Trisomy 22 is a chromosomal disorder characterized by the presence of an extra copy of chromosome 22, meaning individuals have three copies instead of the usual two in some or all of their cells. This genetic alteration can lead to a range of developmental and health challenges. Understanding its origins involves examining the fundamental processes of human genetics.
Understanding Chromosomes and Cell Division
Human cells contain 46 chromosomes, organized into 23 pairs. These chromosomes are structures within cells that carry our genetic material (DNA), which contains the instructions for building and operating the body. One set of 23 chromosomes comes from the mother and the other set from the father.
Cell division is a fundamental process that ensures growth and repair. Meiosis is a specialized type of cell division that occurs in the formation of egg and sperm cells. This process reduces the chromosome number by half, ensuring the resulting embryo has 46 chromosomes after fertilization. Mitosis is cell division for growth and repair in other body cells, producing two genetically identical daughter cells.
Primary Genetic Mechanisms Leading to Trisomy 22
The most common genetic cause of Trisomy 22 is an error during cell division called nondisjunction. Nondisjunction occurs when chromosomes fail to separate properly during meiosis (in egg or sperm formation) or early mitotic divisions after fertilization. If this happens during meiosis, a gamete may end up with an extra chromosome 22.
When such an abnormal gamete combines with a normal gamete during fertilization, the resulting embryo will have three copies of chromosome 22 in every cell. This error arises spontaneously and is not inherited from the parents. Another mechanism leading to Trisomy 22 is translocation, where a segment of chromosome 22 breaks off and attaches to another chromosome.
Unbalanced translocations lead to Trisomy 22 when there is extra genetic material from chromosome 22. These can occur spontaneously or be inherited from a parent who carries a balanced translocation. A parent with a balanced translocation has no health issues as they have the correct amount of genetic material, only rearranged.
Different Forms of Trisomy 22
Trisomy 22 can manifest in several forms, depending on which cells are affected and the extent of the chromosomal alteration. Full Trisomy 22 occurs when every cell in the body has an extra copy of chromosome 22. This form results from nondisjunction during gamete formation and is associated with severe health outcomes, often leading to miscarriage.
Mosaic Trisomy 22 is characterized by the presence of an extra chromosome 22 in only some of the body’s cells, while other cells have the normal two copies. This mosaic pattern arises from an error during early mitotic cell division after fertilization, indicating the original fertilized egg had a normal chromosome count. The severity of mosaic Trisomy 22 can vary widely depending on the proportion and distribution of affected cells.

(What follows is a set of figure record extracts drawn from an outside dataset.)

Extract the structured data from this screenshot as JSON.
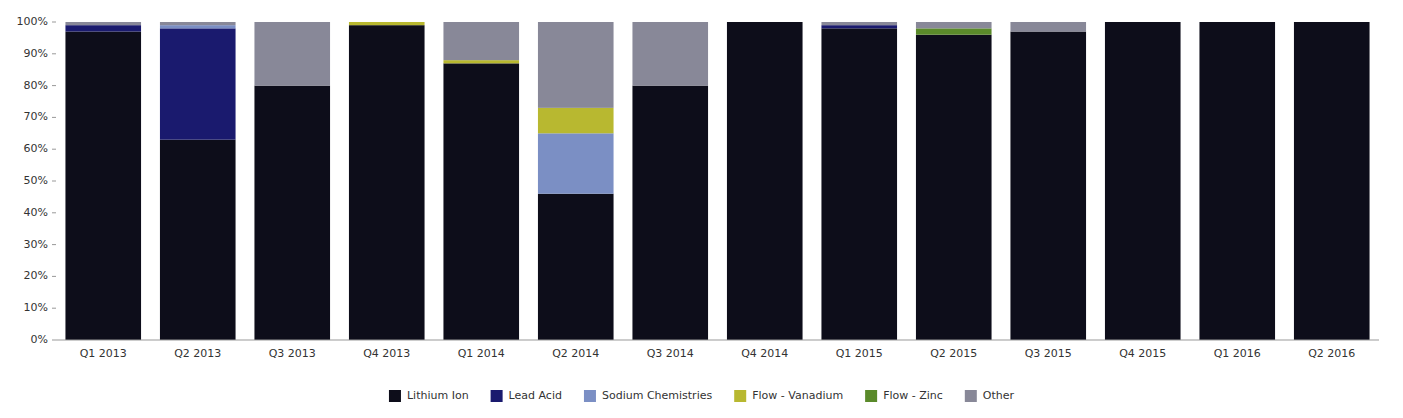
{
  "chart_data": {
    "type": "bar",
    "stacked": true,
    "categories": [
      "Q1 2013",
      "Q2 2013",
      "Q3 2013",
      "Q4 2013",
      "Q1 2014",
      "Q2 2014",
      "Q3 2014",
      "Q4 2014",
      "Q1 2015",
      "Q2 2015",
      "Q3 2015",
      "Q4 2015",
      "Q1 2016",
      "Q2 2016"
    ],
    "series": [
      {
        "name": "Lithium Ion",
        "color": "#0d0d1a",
        "values": [
          97,
          63,
          80,
          99,
          87,
          46,
          80,
          100,
          98,
          96,
          97,
          100,
          100,
          100
        ]
      },
      {
        "name": "Lead Acid",
        "color": "#1a1a6e",
        "values": [
          2,
          35,
          0,
          0,
          0,
          0,
          0,
          0,
          1,
          0,
          0,
          0,
          0,
          0
        ]
      },
      {
        "name": "Sodium Chemistries",
        "color": "#7b8fc4",
        "values": [
          0,
          1,
          0,
          0,
          0,
          19,
          0,
          0,
          0,
          0,
          0,
          0,
          0,
          0
        ]
      },
      {
        "name": "Flow - Vanadium",
        "color": "#b8b830",
        "values": [
          0,
          0,
          0,
          1,
          1,
          8,
          0,
          0,
          0,
          0,
          0,
          0,
          0,
          0
        ]
      },
      {
        "name": "Flow - Zinc",
        "color": "#5a8a2a",
        "values": [
          0,
          0,
          0,
          0,
          0,
          0,
          0,
          0,
          0,
          2,
          0,
          0,
          0,
          0
        ]
      },
      {
        "name": "Other",
        "color": "#888898",
        "values": [
          1,
          1,
          20,
          0,
          12,
          27,
          20,
          0,
          1,
          2,
          3,
          0,
          0,
          0
        ]
      }
    ],
    "ylim": [
      0,
      100
    ],
    "yticks": [
      {
        "value": 0,
        "label": "0%"
      },
      {
        "value": 10,
        "label": "10%"
      },
      {
        "value": 20,
        "label": "20%"
      },
      {
        "value": 30,
        "label": "30%"
      },
      {
        "value": 40,
        "label": "40%"
      },
      {
        "value": 50,
        "label": "50%"
      },
      {
        "value": 60,
        "label": "60%"
      },
      {
        "value": 70,
        "label": "70%"
      },
      {
        "value": 80,
        "label": "80%"
      },
      {
        "value": 90,
        "label": "90%"
      },
      {
        "value": 100,
        "label": "100%"
      }
    ],
    "grid": false,
    "legend": "bottom"
  }
}
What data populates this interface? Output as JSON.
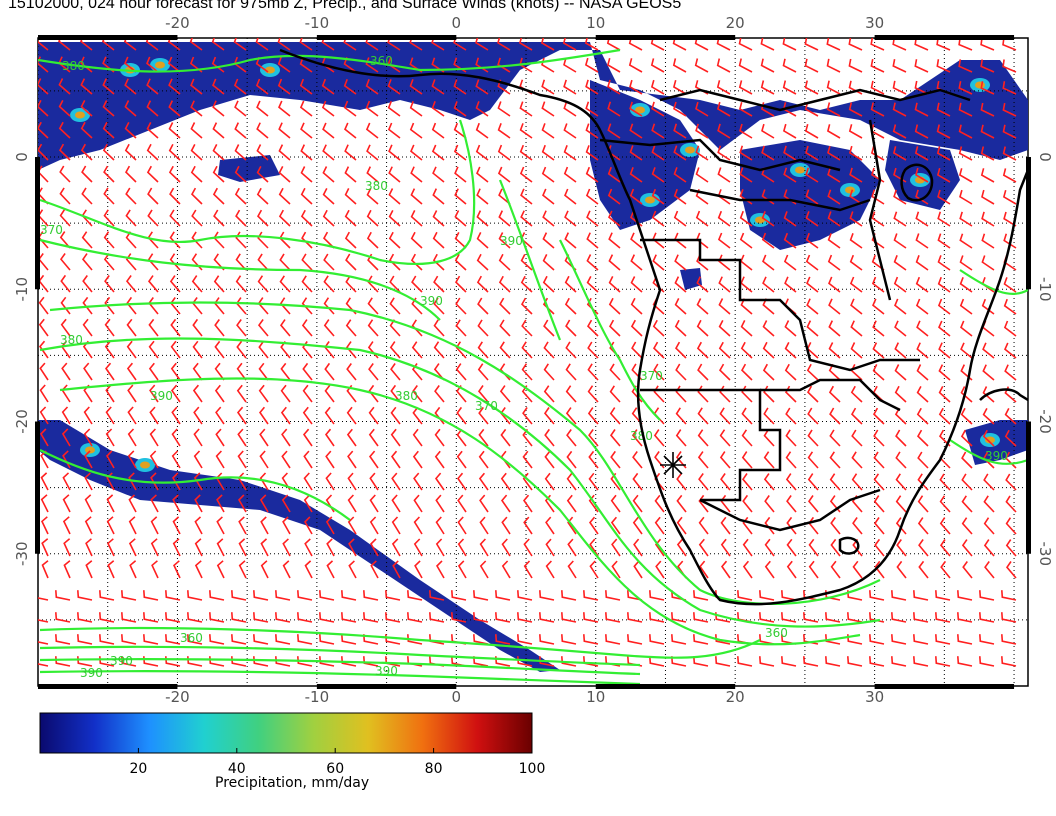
{
  "title": "15102000, 024 hour forecast for 975mb Z, Precip., and Surface Winds (knots) -- NASA GEOS5",
  "map": {
    "lon_ticks": [
      "-20",
      "-10",
      "0",
      "10",
      "20",
      "30"
    ],
    "lat_ticks": [
      "0",
      "-10",
      "-20",
      "-30"
    ],
    "extent": {
      "lon_min": -30,
      "lon_max": 41,
      "lat_min": -40,
      "lat_max": 9
    }
  },
  "contours": {
    "color": "#33ee33",
    "labels": [
      "380",
      "360",
      "370",
      "380",
      "390",
      "380",
      "390",
      "390",
      "380",
      "370",
      "360",
      "390",
      "390",
      "380",
      "370",
      "360",
      "390",
      "390"
    ]
  },
  "winds": {
    "color": "#ff2020",
    "units": "knots"
  },
  "precip_color": "#1a2a9e",
  "coast_color": "#000000",
  "colorbar": {
    "ticks": [
      "20",
      "40",
      "60",
      "80",
      "100"
    ],
    "label": "Precipitation, mm/day",
    "colors": [
      "#0a0a6e",
      "#1230c8",
      "#1e90ff",
      "#20d0d0",
      "#40d080",
      "#a0d040",
      "#e0c020",
      "#f07010",
      "#d01010",
      "#6a0000"
    ]
  }
}
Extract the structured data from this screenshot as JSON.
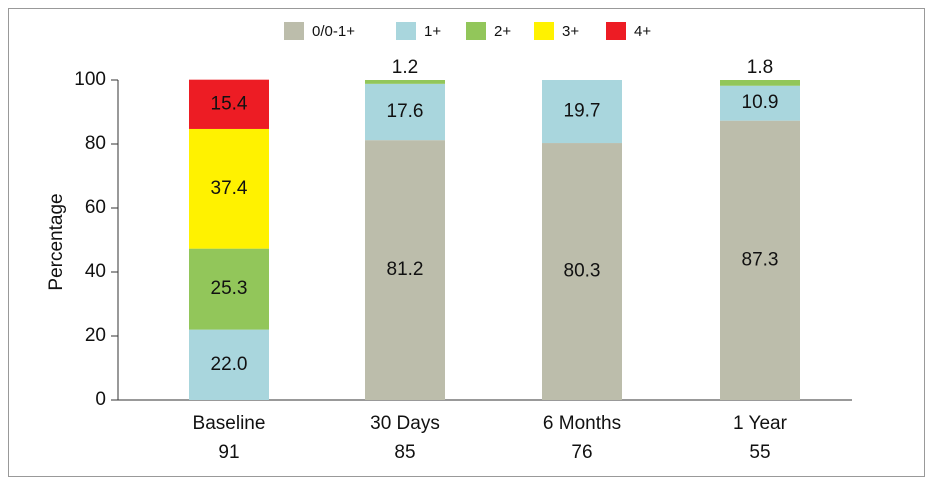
{
  "chart_data": {
    "type": "stacked-bar",
    "y_label": "Percentage",
    "categories": [
      "Baseline",
      "30 Days",
      "6 Months",
      "1 Year"
    ],
    "n": [
      91,
      85,
      76,
      55
    ],
    "series": [
      {
        "name": "0/0-1+",
        "color": "#bcbdab",
        "values": [
          null,
          81.2,
          80.3,
          87.3
        ]
      },
      {
        "name": "1+",
        "color": "#a9d6dd",
        "values": [
          22.0,
          17.6,
          19.7,
          10.9
        ],
        "value_labels": [
          "22.0",
          "17.6",
          "19.7",
          "10.9"
        ]
      },
      {
        "name": "2+",
        "color": "#92c65a",
        "values": [
          25.3,
          1.2,
          null,
          1.8
        ]
      },
      {
        "name": "3+",
        "color": "#fff200",
        "values": [
          37.4,
          null,
          null,
          null
        ]
      },
      {
        "name": "4+",
        "color": "#ed1c24",
        "values": [
          15.4,
          null,
          null,
          null
        ]
      }
    ],
    "ylim": [
      0,
      100
    ],
    "yticks": [
      0,
      20,
      40,
      60,
      80,
      100
    ]
  }
}
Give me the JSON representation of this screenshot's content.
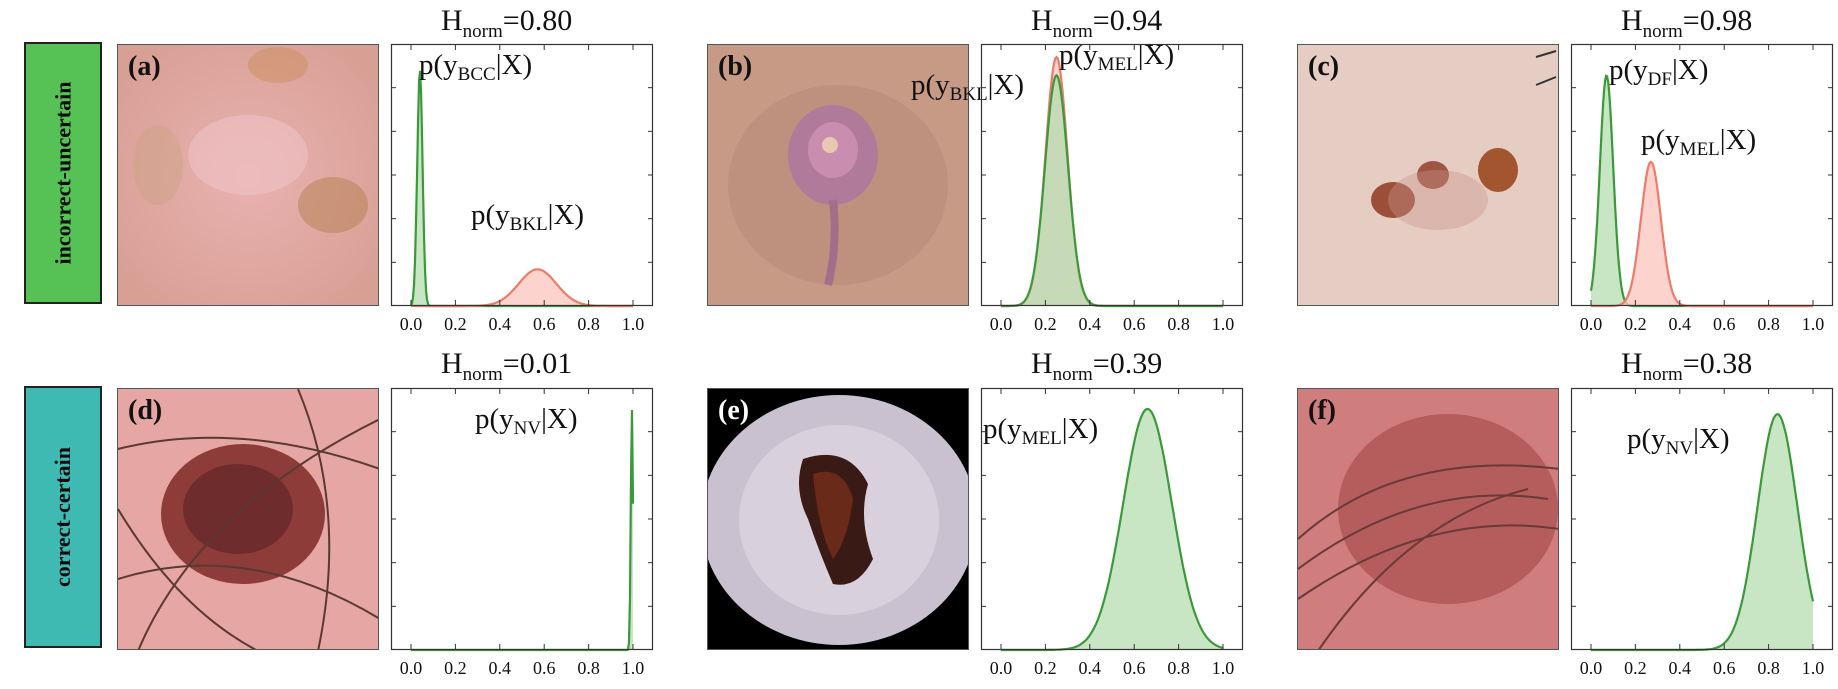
{
  "row_labels": [
    "incorrect-uncertain",
    "correct-certain"
  ],
  "panels": [
    {
      "letter": "(a)",
      "h_norm": "0.80"
    },
    {
      "letter": "(b)",
      "h_norm": "0.94"
    },
    {
      "letter": "(c)",
      "h_norm": "0.98"
    },
    {
      "letter": "(d)",
      "h_norm": "0.01"
    },
    {
      "letter": "(e)",
      "h_norm": "0.39"
    },
    {
      "letter": "(f)",
      "h_norm": "0.38"
    }
  ],
  "hnorm_symbol": "H",
  "hnorm_sub": "norm",
  "hnorm_eq": "=",
  "colors": {
    "green": "#3a9a3a",
    "green_fill": "#b5dcb0",
    "red": "#f07a6a",
    "red_fill": "#fbc6bc",
    "row1": "#56c155",
    "row2": "#3fbab2"
  },
  "chart_data": [
    {
      "type": "area",
      "panel": "a",
      "xlim": [
        0,
        1
      ],
      "xticks": [
        "0.0",
        "0.2",
        "0.4",
        "0.6",
        "0.8",
        "1.0"
      ],
      "series": [
        {
          "name": "p(y_BCC|X)",
          "label_main": "p(y",
          "label_sub": "BCC",
          "label_tail": "|X)",
          "color": "green",
          "mean": 0.04,
          "sd": 0.012,
          "peak": 0.9
        },
        {
          "name": "p(y_BKL|X)",
          "label_main": "p(y",
          "label_sub": "BKL",
          "label_tail": "|X)",
          "color": "red",
          "mean": 0.57,
          "sd": 0.085,
          "peak": 0.14
        }
      ]
    },
    {
      "type": "area",
      "panel": "b",
      "xlim": [
        0,
        1
      ],
      "xticks": [
        "0.0",
        "0.2",
        "0.4",
        "0.6",
        "0.8",
        "1.0"
      ],
      "series": [
        {
          "name": "p(y_MEL|X)",
          "label_main": "p(y",
          "label_sub": "MEL",
          "label_tail": "|X)",
          "color": "red",
          "mean": 0.25,
          "sd": 0.05,
          "peak": 0.95
        },
        {
          "name": "p(y_BKL|X)",
          "label_main": "p(y",
          "label_sub": "BKL",
          "label_tail": "|X)",
          "color": "green",
          "mean": 0.25,
          "sd": 0.052,
          "peak": 0.88
        }
      ]
    },
    {
      "type": "area",
      "panel": "c",
      "xlim": [
        0,
        1
      ],
      "xticks": [
        "0.0",
        "0.2",
        "0.4",
        "0.6",
        "0.8",
        "1.0"
      ],
      "series": [
        {
          "name": "p(y_DF|X)",
          "label_main": "p(y",
          "label_sub": "DF",
          "label_tail": "|X)",
          "color": "green",
          "mean": 0.07,
          "sd": 0.03,
          "peak": 0.88
        },
        {
          "name": "p(y_MEL|X)",
          "label_main": "p(y",
          "label_sub": "MEL",
          "label_tail": "|X)",
          "color": "red",
          "mean": 0.27,
          "sd": 0.045,
          "peak": 0.55
        }
      ]
    },
    {
      "type": "area",
      "panel": "d",
      "xlim": [
        0,
        1
      ],
      "xticks": [
        "0.0",
        "0.2",
        "0.4",
        "0.6",
        "0.8",
        "1.0"
      ],
      "series": [
        {
          "name": "p(y_NV|X)",
          "label_main": "p(y",
          "label_sub": "NV",
          "label_tail": "|X)",
          "color": "green",
          "mean": 0.995,
          "sd": 0.005,
          "peak": 0.92
        }
      ]
    },
    {
      "type": "area",
      "panel": "e",
      "xlim": [
        0,
        1
      ],
      "xticks": [
        "0.0",
        "0.2",
        "0.4",
        "0.6",
        "0.8",
        "1.0"
      ],
      "series": [
        {
          "name": "p(y_MEL|X)",
          "label_main": "p(y",
          "label_sub": "MEL",
          "label_tail": "|X)",
          "color": "green",
          "mean": 0.66,
          "sd": 0.11,
          "peak": 0.92
        }
      ]
    },
    {
      "type": "area",
      "panel": "f",
      "xlim": [
        0,
        1
      ],
      "xticks": [
        "0.0",
        "0.2",
        "0.4",
        "0.6",
        "0.8",
        "1.0"
      ],
      "series": [
        {
          "name": "p(y_NV|X)",
          "label_main": "p(y",
          "label_sub": "NV",
          "label_tail": "|X)",
          "color": "green",
          "mean": 0.84,
          "sd": 0.09,
          "peak": 0.9
        }
      ]
    }
  ]
}
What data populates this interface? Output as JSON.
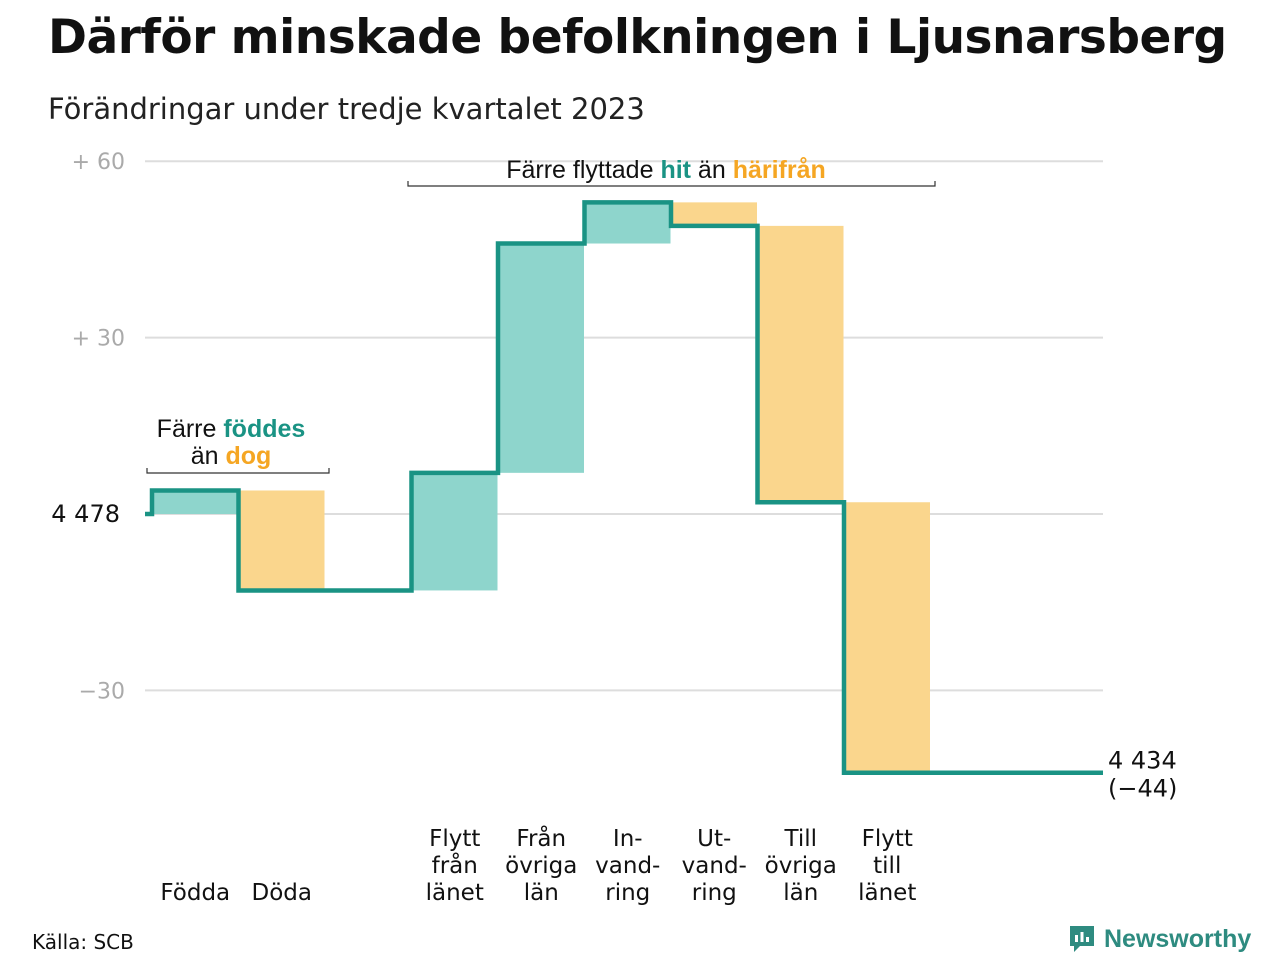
{
  "title": "Därför minskade befolkningen i Ljusnarsberg",
  "subtitle": "Förändringar under tredje kvartalet 2023",
  "source": "Källa: SCB",
  "brand": "Newsworthy",
  "colors": {
    "increase": "#8ed5cc",
    "decrease": "#fad68d",
    "line": "#1a9384",
    "teal_text": "#1a9384",
    "orange_text": "#f5a623",
    "grid": "#dddddd",
    "tick": "#aaaaaa"
  },
  "chart_data": {
    "type": "bar",
    "subtype": "waterfall",
    "start_value": 4478,
    "end_value": 4434,
    "start_label": "4  478",
    "end_label": "4 434",
    "end_change_label": "(−44)",
    "ylim": [
      -44,
      60
    ],
    "y_ticks": [
      {
        "value": 60,
        "label": "+  60"
      },
      {
        "value": 30,
        "label": "+  30"
      },
      {
        "value": 0,
        "label": ""
      },
      {
        "value": -30,
        "label": "−30"
      }
    ],
    "grid": true,
    "steps": [
      {
        "label_lines": [
          "Födda"
        ],
        "value": 4,
        "kind": "increase"
      },
      {
        "label_lines": [
          "Döda"
        ],
        "value": -17,
        "kind": "decrease"
      },
      {
        "label_lines": [],
        "value": 0,
        "kind": "gap"
      },
      {
        "label_lines": [
          "Flytt",
          "från",
          "länet"
        ],
        "value": 20,
        "kind": "increase"
      },
      {
        "label_lines": [
          "Från",
          "övriga",
          "län"
        ],
        "value": 39,
        "kind": "increase"
      },
      {
        "label_lines": [
          "In-",
          "vand-",
          "ring"
        ],
        "value": 7,
        "kind": "increase"
      },
      {
        "label_lines": [
          "Ut-",
          "vand-",
          "ring"
        ],
        "value": -4,
        "kind": "decrease"
      },
      {
        "label_lines": [
          "Till",
          "övriga",
          "län"
        ],
        "value": -47,
        "kind": "decrease"
      },
      {
        "label_lines": [
          "Flytt",
          "till",
          "länet"
        ],
        "value": -46,
        "kind": "decrease"
      }
    ],
    "annotations": [
      {
        "id": "births",
        "line1": [
          {
            "text": "Färre ",
            "style": "normal"
          },
          {
            "text": "föddes",
            "style": "teal"
          }
        ],
        "line2": [
          {
            "text": "än ",
            "style": "normal"
          },
          {
            "text": "dog",
            "style": "orange"
          }
        ],
        "from_step": 0,
        "to_step": 1
      },
      {
        "id": "moves",
        "line1": [
          {
            "text": "Färre flyttade ",
            "style": "normal"
          },
          {
            "text": "hit",
            "style": "teal"
          },
          {
            "text": "  än ",
            "style": "normal"
          },
          {
            "text": "härifrån",
            "style": "orange"
          }
        ],
        "line2": [],
        "from_step": 3,
        "to_step": 8
      }
    ]
  }
}
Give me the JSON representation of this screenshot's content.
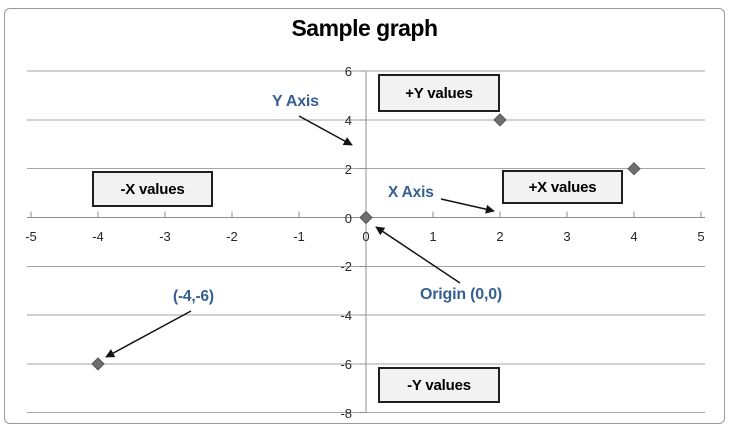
{
  "title": "Sample graph",
  "quadrant_labels": {
    "plus_y": "+Y values",
    "minus_x": "-X values",
    "plus_x": "+X values",
    "minus_y": "-Y values"
  },
  "annotations": {
    "y_axis": "Y Axis",
    "x_axis": "X Axis",
    "origin": "Origin (0,0)",
    "point_label": "(-4,-6)"
  },
  "colors": {
    "annotation_blue": "#365f91",
    "gridline_gray": "#a6a6a6",
    "marker_gray": "#6f6f6f",
    "box_fill": "#f2f2f2"
  },
  "chart_data": {
    "type": "scatter",
    "title": "Sample graph",
    "points": [
      [
        2,
        4
      ],
      [
        4,
        2
      ],
      [
        0,
        0
      ],
      [
        -4,
        -6
      ]
    ],
    "xlim": [
      -5,
      5
    ],
    "ylim": [
      -8,
      6
    ],
    "x_ticks": [
      -5,
      -4,
      -3,
      -2,
      -1,
      0,
      1,
      2,
      3,
      4,
      5
    ],
    "y_ticks": [
      6,
      4,
      2,
      0,
      -2,
      -4,
      -6,
      -8
    ],
    "grid": "horizontal-only",
    "legend": "none",
    "marker": "diamond",
    "annotations": [
      {
        "text": "Y Axis",
        "points_to": "y-axis"
      },
      {
        "text": "X Axis",
        "points_to": "x-axis"
      },
      {
        "text": "Origin (0,0)",
        "points_to": [
          0,
          0
        ]
      },
      {
        "text": "(-4,-6)",
        "points_to": [
          -4,
          -6
        ]
      },
      {
        "text": "+Y values",
        "quadrant": "top"
      },
      {
        "text": "-X values",
        "quadrant": "left"
      },
      {
        "text": "+X values",
        "quadrant": "right"
      },
      {
        "text": "-Y values",
        "quadrant": "bottom"
      }
    ]
  }
}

Partial Trisomy 22 involves the duplication of only a segment of chromosome 22, rather than the entire chromosome. This form results from an unbalanced translocation, where a piece of chromosome 22 is abnormally attached to another chromosome. The specific health effects in partial Trisomy 22 depend on which genes or regions of chromosome 22 are duplicated.
Factors Influencing Occurrence
Advanced maternal age is a factor influencing the risk of chromosomal abnormalities, including Trisomy 22. As women age, the likelihood of nondisjunction errors occurring in their egg cells increases. This heightened risk is due to the longer duration egg cells are stored, which can lead to issues during the complex process of meiosis.
Most cases of Trisomy 22, particularly full trisomy due to nondisjunction, are considered de novo events, occurring spontaneously and not inherited from either parent. Inherited cases are rare and involve a parent carrying a balanced chromosomal translocation. While the parent with a balanced translocation is healthy, they can pass on an unbalanced form to their child, leading to partial Trisomy 22.